Ginny bit her lip. Flitwick nodded, pursing his lips. “Yes, I thought as much. Please pay attention, Miss Weasley.”
Ginny nodded meekly. Flitwick continued, and she kept one half of her mind watching Harry and the other listening to the talk. The blonde woman was Rita Skeeter, and she was interviewing him for the Daily Prophet. Not long later, Dumbledore interrupted and Harry’s wand was weighed. It was in perfect working order, according to Ollivander. Then, Skeeter insisted on a photo. Ginny stopped paying as much attention to Harry and listened to Flitwick.
Every now and then, Parvati glanced over her shoulder at Ginny with a worried expression. Ginny caught her eye once and twirled her wand in her fingers. Parvati looked away quickly. Ginny smirked.
Harry came in ten minutes before class ended. Ginny gave him a fast recap, and after the bell rang, Hermione promised to give him her notes. She had a whole roll of parchment of them. After their last class, they met back in the Charms room and Harry summoned Flitwick’s pillows from Hermione.
“How was the wand weighing?” Ginny asked.
“Wand weighing?” Hermione asked.
Harry nodded as he jabbed his wand at a pillow. “That was why I was late. My wand’s fine, but that’s not all that happened. Did you see that reporter, Ginny?”

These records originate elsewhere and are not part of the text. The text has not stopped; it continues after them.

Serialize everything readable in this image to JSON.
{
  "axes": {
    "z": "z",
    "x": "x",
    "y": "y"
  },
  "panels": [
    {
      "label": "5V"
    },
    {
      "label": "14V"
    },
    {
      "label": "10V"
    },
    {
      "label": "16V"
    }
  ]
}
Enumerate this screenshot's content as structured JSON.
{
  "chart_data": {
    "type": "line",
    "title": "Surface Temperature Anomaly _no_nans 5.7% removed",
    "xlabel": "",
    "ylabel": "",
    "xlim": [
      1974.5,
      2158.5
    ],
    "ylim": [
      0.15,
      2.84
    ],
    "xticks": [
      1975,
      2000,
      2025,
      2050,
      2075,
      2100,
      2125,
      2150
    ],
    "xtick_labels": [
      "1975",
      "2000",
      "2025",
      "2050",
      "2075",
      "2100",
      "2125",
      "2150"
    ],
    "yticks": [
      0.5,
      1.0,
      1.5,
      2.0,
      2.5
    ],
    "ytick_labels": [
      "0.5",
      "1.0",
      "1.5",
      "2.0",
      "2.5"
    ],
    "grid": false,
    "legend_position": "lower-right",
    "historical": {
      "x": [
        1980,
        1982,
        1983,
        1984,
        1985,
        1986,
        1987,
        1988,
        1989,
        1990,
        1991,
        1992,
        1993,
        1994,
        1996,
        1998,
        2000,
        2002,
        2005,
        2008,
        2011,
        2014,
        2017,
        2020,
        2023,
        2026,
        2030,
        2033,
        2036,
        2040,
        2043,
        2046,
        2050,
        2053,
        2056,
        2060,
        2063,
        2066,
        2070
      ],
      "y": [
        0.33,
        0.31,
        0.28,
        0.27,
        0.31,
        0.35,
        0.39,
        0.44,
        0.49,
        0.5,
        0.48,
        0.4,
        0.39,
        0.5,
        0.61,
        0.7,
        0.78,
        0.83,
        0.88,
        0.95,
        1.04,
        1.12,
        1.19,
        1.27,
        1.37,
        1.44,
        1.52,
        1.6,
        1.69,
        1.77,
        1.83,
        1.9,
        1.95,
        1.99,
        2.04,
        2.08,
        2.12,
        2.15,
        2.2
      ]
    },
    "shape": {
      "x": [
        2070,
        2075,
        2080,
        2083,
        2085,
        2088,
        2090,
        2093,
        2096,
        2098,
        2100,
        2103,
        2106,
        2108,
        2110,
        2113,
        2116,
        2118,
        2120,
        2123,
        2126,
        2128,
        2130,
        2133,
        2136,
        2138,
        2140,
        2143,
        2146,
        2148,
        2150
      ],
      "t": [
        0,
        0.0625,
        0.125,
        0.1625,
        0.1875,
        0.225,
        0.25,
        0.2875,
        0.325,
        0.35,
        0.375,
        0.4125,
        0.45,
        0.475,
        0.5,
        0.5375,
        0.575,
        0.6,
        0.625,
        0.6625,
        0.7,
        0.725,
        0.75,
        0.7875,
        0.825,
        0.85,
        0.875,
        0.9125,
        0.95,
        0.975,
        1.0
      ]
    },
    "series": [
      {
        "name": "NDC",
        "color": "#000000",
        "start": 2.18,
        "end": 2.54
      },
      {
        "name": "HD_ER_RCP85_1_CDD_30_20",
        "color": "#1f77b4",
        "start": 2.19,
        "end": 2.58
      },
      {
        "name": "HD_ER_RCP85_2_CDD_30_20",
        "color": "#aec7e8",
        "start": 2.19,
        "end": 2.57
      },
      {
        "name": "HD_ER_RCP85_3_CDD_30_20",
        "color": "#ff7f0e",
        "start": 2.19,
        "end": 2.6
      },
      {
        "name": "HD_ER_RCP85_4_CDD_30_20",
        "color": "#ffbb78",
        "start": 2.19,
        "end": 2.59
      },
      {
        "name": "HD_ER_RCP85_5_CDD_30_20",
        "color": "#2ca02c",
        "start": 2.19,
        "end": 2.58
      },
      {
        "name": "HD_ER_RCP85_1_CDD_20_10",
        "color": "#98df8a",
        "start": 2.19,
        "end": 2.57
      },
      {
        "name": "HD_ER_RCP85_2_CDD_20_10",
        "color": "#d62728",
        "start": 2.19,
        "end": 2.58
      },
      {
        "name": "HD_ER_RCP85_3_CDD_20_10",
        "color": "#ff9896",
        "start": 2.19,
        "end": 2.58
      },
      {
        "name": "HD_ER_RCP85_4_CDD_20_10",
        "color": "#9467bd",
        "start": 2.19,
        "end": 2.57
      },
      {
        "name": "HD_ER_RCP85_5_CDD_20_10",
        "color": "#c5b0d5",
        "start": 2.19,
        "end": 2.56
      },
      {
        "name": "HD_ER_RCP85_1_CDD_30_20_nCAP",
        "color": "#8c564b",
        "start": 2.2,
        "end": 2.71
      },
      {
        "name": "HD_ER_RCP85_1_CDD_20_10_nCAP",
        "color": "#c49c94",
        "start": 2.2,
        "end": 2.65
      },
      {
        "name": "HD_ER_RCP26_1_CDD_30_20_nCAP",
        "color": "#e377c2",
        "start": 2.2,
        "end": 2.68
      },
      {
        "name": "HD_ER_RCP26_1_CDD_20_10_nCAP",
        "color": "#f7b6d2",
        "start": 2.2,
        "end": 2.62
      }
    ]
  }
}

Ginny nodded, and nudged the pillow surreptitiously as Harry spoke the incantation. It surged forward about five feet. “She looked right nasty, in my opinion.”
Harry grimaced. “I don’t like her either. I read some of her notes, and she had it written down that I was crying about my parents!”
Hermione frowned. “What was her name?”
“Rita Skeeter,” Harry said. Hermione groaned.
“I’ve heard of her,” Hermione said. “She writes horrible articles, practically rumor-mongering. She’s really cruel with a quill.”
Harry groaned as well. “Just my luck,” he said. “I get the reporter who’s out for everyone.” He jabbed his wand at the pillow. “Accio!”
It flew up and struck his face. Harry snatched it off and flung it away.
“At least it wasn’t a book,” Ginny said helpfully. Harry glared.